June 10, 2008 3:07 PM | Reply | Permalink
This is another scary nightmare we are facing....private for profit based armies exempt from laws and penalties...including a spy branch...heaven help us!
June 10, 2008 3:24 PM | Reply | Permalink
Give them time enough and one day these private militaries will be fighting on opposite sides.
Think about it.
You don't have to be a blind conservative not to see it, just an ignorant one to deny it.
June 10, 2008 4:36 PM | Reply | Permalink
Considering creating al Qaeda to fight the Russians in Afghanistan and backing and arming Saddam Hussien against the Iranians didn't come back to bite the US in the ass...
June 10, 2008 4:46 PM | Reply | Permalink
Ed: Let's see...no financial accountability (spy stuff), vast profits at taxpayer expense, no checks and balances. Sounds like the ideal business. That's what I want my kid to do. We don't need no stinkin' congress.
Ned: Private armies, controlled by warlords. Even in the US because the warlords smile and wear suits with spiffy ties. And flag lapel pins. If all the private armies have one boss, what do you have? A dictator with secret police.
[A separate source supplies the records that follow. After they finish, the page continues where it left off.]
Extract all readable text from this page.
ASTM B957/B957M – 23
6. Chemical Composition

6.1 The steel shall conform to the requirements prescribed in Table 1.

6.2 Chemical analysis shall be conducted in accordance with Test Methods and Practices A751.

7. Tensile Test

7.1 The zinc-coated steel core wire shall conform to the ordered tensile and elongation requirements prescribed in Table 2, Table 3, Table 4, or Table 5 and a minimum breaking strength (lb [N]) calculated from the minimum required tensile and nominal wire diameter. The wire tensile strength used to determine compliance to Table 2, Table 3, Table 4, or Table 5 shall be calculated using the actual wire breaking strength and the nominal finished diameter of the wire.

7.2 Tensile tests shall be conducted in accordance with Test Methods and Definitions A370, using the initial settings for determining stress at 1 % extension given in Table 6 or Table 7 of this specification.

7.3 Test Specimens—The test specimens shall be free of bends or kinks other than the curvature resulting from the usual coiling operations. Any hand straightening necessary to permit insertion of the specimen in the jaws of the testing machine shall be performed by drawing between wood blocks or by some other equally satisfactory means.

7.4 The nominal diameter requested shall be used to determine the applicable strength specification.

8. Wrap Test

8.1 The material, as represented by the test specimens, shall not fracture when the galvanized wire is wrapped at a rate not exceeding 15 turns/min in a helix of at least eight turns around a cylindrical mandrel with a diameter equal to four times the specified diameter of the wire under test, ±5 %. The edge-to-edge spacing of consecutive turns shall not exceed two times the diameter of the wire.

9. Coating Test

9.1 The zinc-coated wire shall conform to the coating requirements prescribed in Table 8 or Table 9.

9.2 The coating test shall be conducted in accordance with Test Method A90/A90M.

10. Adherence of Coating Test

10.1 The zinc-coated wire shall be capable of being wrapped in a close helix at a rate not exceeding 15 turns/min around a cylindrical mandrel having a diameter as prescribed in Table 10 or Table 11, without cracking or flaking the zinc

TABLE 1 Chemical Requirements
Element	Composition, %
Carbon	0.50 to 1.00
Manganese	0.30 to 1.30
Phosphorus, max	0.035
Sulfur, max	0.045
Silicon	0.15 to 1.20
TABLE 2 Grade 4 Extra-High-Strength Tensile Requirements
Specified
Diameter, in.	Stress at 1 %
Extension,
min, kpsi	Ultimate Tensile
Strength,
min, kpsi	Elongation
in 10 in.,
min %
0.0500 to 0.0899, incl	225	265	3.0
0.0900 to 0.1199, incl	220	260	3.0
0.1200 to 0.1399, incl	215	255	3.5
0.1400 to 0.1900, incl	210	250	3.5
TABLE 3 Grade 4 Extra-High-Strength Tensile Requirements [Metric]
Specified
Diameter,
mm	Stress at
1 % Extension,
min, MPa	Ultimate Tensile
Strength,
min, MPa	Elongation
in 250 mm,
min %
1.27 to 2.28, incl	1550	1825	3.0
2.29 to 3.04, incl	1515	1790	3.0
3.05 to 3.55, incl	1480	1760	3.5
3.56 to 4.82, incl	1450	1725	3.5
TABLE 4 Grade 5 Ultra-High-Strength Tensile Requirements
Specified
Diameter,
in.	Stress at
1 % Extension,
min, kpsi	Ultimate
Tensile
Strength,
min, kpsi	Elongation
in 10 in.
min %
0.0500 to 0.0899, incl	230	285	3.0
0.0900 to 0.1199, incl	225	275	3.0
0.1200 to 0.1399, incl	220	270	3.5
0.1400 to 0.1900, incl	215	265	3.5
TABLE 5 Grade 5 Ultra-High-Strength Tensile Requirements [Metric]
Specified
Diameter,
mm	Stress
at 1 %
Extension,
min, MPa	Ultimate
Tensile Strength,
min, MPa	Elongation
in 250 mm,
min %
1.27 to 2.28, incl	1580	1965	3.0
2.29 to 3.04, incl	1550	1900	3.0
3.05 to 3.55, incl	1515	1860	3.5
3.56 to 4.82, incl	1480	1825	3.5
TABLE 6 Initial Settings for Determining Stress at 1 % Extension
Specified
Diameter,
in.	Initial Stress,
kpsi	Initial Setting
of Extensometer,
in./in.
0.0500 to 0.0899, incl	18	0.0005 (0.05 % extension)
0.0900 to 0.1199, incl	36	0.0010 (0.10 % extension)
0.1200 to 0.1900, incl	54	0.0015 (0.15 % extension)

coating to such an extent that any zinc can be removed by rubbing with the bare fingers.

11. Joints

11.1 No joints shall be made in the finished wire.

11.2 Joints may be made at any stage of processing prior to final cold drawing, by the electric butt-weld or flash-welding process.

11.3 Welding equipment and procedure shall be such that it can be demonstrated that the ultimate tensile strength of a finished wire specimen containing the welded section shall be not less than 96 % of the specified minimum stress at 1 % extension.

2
Decisions decisions. Profit or Constitution? That's a real toughie.
June 10, 2008 5:22 PM | Reply | Permalink
I think you have just described Bush's "Ownership Society".
June 11, 2008 9:57 AM | Reply | Permalink
In the UK they have a "Shadow" government. These are members of the opposition party, that are ready to assume leadership (cabinet) positions when they win an ELECTION.
This looks like a government in waiting. Just looking for an opportunity, a moment of our ambivolence, a weekening in representative democracy, to take over. In Latin America they call that, a Junta.
June 11, 2008 3:57 PM | Reply | Permalink
Very worrisome. Intel is one of those things where the idea that the people doing the work are devoted first to making a profit, rather than to the welfare of our country, is just scary.